Known as the Link, the 226-meter (741-foot), 9,500-tonne skybridge was dramatically hoisted into place above a busy Dubai highway in 2020. It connects the two skyscrapers — described by Nikken Sekkei, the Japanese firm behind the design, as “father and son” towers — of the One Za’abeel development, which is set to open next month.
With the project’s main towers containing residences, office space and a hotel, the 100-meter-high horizontal portion of the complex will house “Michelin-inspired” restaurants, an infinity pool and observation decks offering views over the city and Persian gulf.
Populus Hotel, Denver, USA
Set to open in Denver, Colorado this summer, the 265-room Populus hotel puts a new spin on nature-inspired — or “biophilic” — design. Inspired by the knotted white bark of the native aspen tree, its white facade is punctuated with openings that provide guests with window seats of various sizes while giving the 13-story structure its refreshingly irregular appearance.
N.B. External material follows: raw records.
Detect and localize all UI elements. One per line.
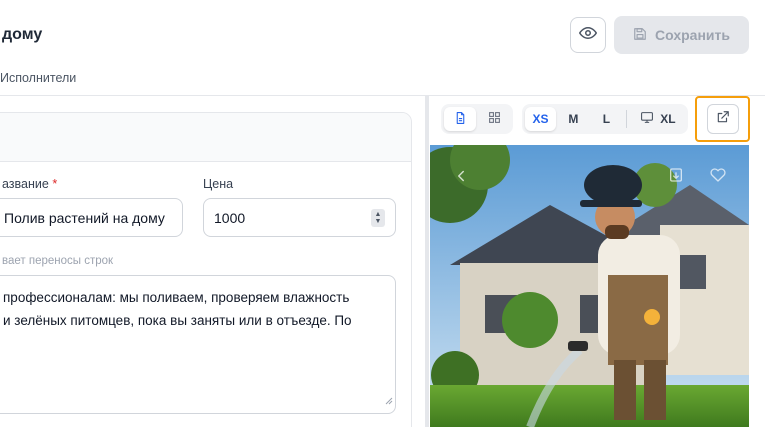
document-icon <box>454 111 467 128</box>
resize-handle-icon[interactable] <box>385 389 393 412</box>
panel-splitter[interactable] <box>425 96 429 427</box>
name-input[interactable]: Полив растений на дому <box>0 198 183 237</box>
download-icon[interactable] <box>668 167 684 183</box>
page-title: дому <box>2 26 43 43</box>
price-value: 1000 <box>214 209 246 226</box>
form-card-header <box>0 113 411 162</box>
view-mode-toggle <box>441 104 513 134</box>
eye-icon <box>579 24 597 47</box>
tabs-divider <box>0 95 765 96</box>
tab-performers[interactable]: Исполнители <box>0 71 76 85</box>
monitor-icon <box>640 111 654 127</box>
size-xl-label: XL <box>660 112 676 126</box>
required-mark: * <box>52 177 58 191</box>
document-view-button[interactable] <box>444 107 476 131</box>
save-button[interactable]: Сохранить <box>614 16 749 54</box>
size-xl-button[interactable]: XL <box>631 107 685 131</box>
price-label: Цена <box>203 177 234 191</box>
heart-icon[interactable] <box>710 167 726 183</box>
arrow-left-icon[interactable] <box>452 167 470 185</box>
service-photo <box>430 145 749 427</box>
name-label: азвание * <box>2 177 58 191</box>
number-stepper[interactable]: ▲ ▼ <box>371 209 385 227</box>
size-toggle: XS M L XL <box>522 104 688 134</box>
size-toggle-separator <box>625 110 627 128</box>
price-input[interactable]: 1000 ▲ ▼ <box>203 198 396 237</box>
size-m-button[interactable]: M <box>558 107 589 131</box>
grid-icon <box>488 111 501 127</box>
save-button-label: Сохранить <box>655 27 730 43</box>
description-line: и зелёных питомцев, пока вы заняты или в… <box>3 313 352 328</box>
floppy-disk-icon <box>633 27 647 44</box>
open-external-highlight <box>695 96 750 142</box>
size-l-button[interactable]: L <box>591 107 622 131</box>
external-link-icon <box>716 110 730 129</box>
size-xs-button[interactable]: XS <box>525 107 556 131</box>
description-hint: вает переносы строк <box>2 255 114 267</box>
open-external-button[interactable] <box>706 104 739 134</box>
preview-button[interactable] <box>570 17 606 53</box>
description-line: профессионалам: мы поливаем, проверяем в… <box>3 290 350 305</box>
grid-view-button[interactable] <box>478 107 510 131</box>
description-textarea[interactable]: профессионалам: мы поливаем, проверяем в… <box>0 275 396 414</box>
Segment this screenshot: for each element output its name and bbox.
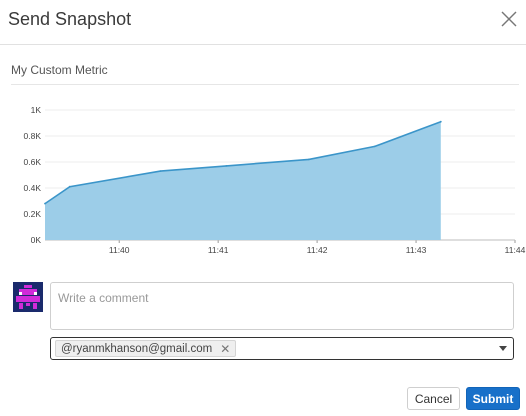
recipient-chip: @ryanmkhanson@gmail.com ✕ — [55, 340, 237, 357]
dialog-title: Send Snapshot — [8, 9, 132, 29]
y-tick-label: 0.4K — [24, 183, 42, 193]
data-point — [44, 202, 46, 205]
x-tick-label: 11:42 — [307, 245, 328, 255]
data-point — [159, 170, 162, 173]
y-tick-label: 0K — [31, 235, 42, 245]
cancel-button[interactable]: Cancel — [407, 387, 460, 410]
data-point — [68, 185, 71, 188]
y-tick-label: 0.2K — [24, 209, 42, 219]
remove-recipient-icon[interactable]: ✕ — [220, 343, 230, 355]
data-point — [439, 120, 442, 123]
data-point — [373, 145, 376, 148]
close-icon[interactable] — [500, 10, 518, 28]
user-avatar — [13, 282, 43, 312]
submit-button[interactable]: Submit — [466, 387, 520, 410]
x-tick-label: 11:40 — [109, 245, 130, 255]
x-tick-label: 11:41 — [208, 245, 229, 255]
comment-input[interactable] — [50, 282, 514, 330]
x-tick-label: 11:44 — [505, 245, 526, 255]
recipients-dropdown-caret-icon[interactable] — [499, 346, 507, 351]
metric-divider — [11, 84, 519, 85]
y-tick-label: 0.8K — [24, 131, 42, 141]
recipient-chip-label: @ryanmkhanson@gmail.com — [61, 342, 213, 355]
dialog-header: Send Snapshot — [0, 0, 526, 45]
y-tick-label: 0.6K — [24, 157, 42, 167]
metric-title: My Custom Metric — [11, 63, 108, 77]
x-tick-label: 11:43 — [406, 245, 427, 255]
data-point — [225, 165, 228, 167]
metric-chart: 0K 0.2K 0.4K 0.6K 0.8K 1K 11:40 11:41 11:42 11:43… — [24, 105, 526, 255]
recipients-field[interactable]: @ryanmkhanson@gmail.com ✕ — [50, 337, 514, 360]
y-tick-label: 1K — [31, 105, 42, 115]
data-point — [307, 158, 310, 161]
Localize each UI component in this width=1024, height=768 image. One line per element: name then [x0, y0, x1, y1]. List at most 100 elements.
Populus’ owner, Urban Villages, describes its property as the first carbon positive hotel in the US — a title based not only on low-energy design features but also a promise to plant thousands of acres of forest, according the New York Times.
The hotel also boasts a somewhat novel environmental claim: This is the first development in downtown Denver with no onsite parking, according to architecture firm Studio Gang, which has also been tasked a major revitalization of Denver’s Civic Center plaza.
New theater at Queensland Performing Arts Centre, Brisbane, Australia
With its huge, rippled glass facade and open foyer spaces, a long-awaited new building at the Queensland Performing Arts Centre (QPAC) in Brisbane, Australia, offers a transparency rarely associated with theaters. Further within, however, a concrete shell contains the altogether darker star attraction: A 1,500-seat timber-clad auditorium designed to host ballet, opera, theater and musicals.
Norwegian architecture firm Snøhetta and local practice Blight Rayner — who together beat more than 20 entries in an international competition — say that the design was inspired by the flow of the Brisbane River. The undulating design also nods to the Turrbal and Yuggera people who traditionally owned the land, with the designers citing a poem by Indigenous Australian poet Aunty Lilla Watson evoking the river’s “ripples.”
Originally set to open in 2022, the long-awaited 175 million Australian dollar ($117 million) project could add a further 300,000 visitors to QPAC’s annual footfall.